“Then you scrape the wire, just as you shave records to use it over again?” I suggested.
“No,” he replied. “You pass a magnet over it and the magnet automatically erases the record. Rust has no effect. The record lasts as long as steel lasts.”
Craig continued to tinker tantalizingly with the machine which had been invented by a Dane, Valdemar Poulsen.
He had scarcely finished testing out the telegraphone, when the laboratory door opened and a clean-cut young man entered.
Kennedy, I knew, had found that the routine work of the Clutching Hand case was beyond his limited time and had retained this young man, Raymond Chase, to attend to that.
Chase was a young detective whom Craig had employed on shadowing jobs and as a stool pigeon on other cases, and we had all the confidence in the world in him.
Just now what worried Craig was the situation with Elaine, and I fancied that he had given Chase some commission in connection with that.
“I’ve got it, Mr. Kennedy,” greeted Chase with quiet modesty.
“Good,” responded Craig heartily. “I knew you would.”
“Got what?” I asked a moment later.
Kennedy nodded for Chase to answer.
“I’ve located the new residence of Flirty Florrie,” he replied.
I saw what Kennedy was after at once. Flirty
Florrie and Dan the
Dude had caused the quarrel between himself and Elaine.
Dan the
Dude was dead. But Flirty Florrie might be forced
to explain it.
“That’s fine,” he added, exultingly. “Now, I’ll clear that thing up.”
He took a hasty step to the telephone, put his hand on the receiver and was about to take it off the hook. Then he paused, and I saw his face working. The wound Elaine had given his feelings was deep. It had not yet quite healed.
Finally, his pride, for Kennedy’s was a highly sensitive nature, got the better of him.
“No,” he said, half to himself, “not—yet.”
Elaine had returned home.
Alone, her thoughts naturally went back to what had happened recently to interrupt a friendship which had been the sweetest in her life.
“There must be some mistake,” she murmured pensively to herself, thinking of the photograph Flirty had given her. “Oh, why did I send him away? Why didn’t I believe him?”
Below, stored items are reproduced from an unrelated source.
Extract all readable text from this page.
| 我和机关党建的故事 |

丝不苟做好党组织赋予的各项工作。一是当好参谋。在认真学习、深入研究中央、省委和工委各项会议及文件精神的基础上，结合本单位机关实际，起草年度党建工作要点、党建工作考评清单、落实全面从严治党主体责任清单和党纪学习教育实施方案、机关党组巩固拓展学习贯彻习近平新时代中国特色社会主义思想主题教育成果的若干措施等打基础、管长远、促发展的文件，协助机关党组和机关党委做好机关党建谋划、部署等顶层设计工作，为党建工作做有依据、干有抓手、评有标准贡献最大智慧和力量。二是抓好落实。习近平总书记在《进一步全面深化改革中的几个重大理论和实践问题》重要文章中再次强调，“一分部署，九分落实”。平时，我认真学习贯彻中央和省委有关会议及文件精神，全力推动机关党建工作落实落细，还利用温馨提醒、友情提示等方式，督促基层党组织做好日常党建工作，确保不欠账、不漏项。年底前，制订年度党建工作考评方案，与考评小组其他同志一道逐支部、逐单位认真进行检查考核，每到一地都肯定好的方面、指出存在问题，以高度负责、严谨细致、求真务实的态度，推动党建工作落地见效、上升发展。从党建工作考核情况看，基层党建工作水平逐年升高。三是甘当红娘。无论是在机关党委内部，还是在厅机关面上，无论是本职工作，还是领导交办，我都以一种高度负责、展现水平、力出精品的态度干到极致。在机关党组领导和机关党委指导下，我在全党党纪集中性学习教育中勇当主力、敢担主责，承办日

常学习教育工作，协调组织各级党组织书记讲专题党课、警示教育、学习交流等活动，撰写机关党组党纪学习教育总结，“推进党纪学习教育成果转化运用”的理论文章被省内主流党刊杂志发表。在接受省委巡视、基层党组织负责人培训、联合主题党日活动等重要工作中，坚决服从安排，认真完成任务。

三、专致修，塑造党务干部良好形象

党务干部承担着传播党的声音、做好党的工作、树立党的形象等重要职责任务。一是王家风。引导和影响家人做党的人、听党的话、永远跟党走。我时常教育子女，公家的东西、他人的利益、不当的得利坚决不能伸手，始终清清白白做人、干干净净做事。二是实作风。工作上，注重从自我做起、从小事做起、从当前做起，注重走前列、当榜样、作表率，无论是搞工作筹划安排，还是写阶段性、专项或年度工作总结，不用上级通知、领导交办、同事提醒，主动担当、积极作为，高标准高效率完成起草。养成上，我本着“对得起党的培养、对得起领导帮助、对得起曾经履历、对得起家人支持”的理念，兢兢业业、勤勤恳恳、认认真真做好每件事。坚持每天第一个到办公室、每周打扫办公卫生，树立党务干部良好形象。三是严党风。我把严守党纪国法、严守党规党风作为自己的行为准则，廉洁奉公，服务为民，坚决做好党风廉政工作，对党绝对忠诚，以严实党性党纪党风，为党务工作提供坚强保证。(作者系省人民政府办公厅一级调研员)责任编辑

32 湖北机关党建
Then she thought of what had happened, of how she had been seized by Dan the Dude in the deserted house, of how the noxious gas had overcome her.
They had told her of how Craig had risked his life to save her, how she had been brought home, still only half alive, after his almost miraculous work with the new electric machine.
There was his picture. She had not taken that away. As she looked at it, a wave of feeling came over her. Mechanically, she put out her hand to the telephone.
She was about to take off the receiver, when something seemed to stay her hand. She wanted him to come to her.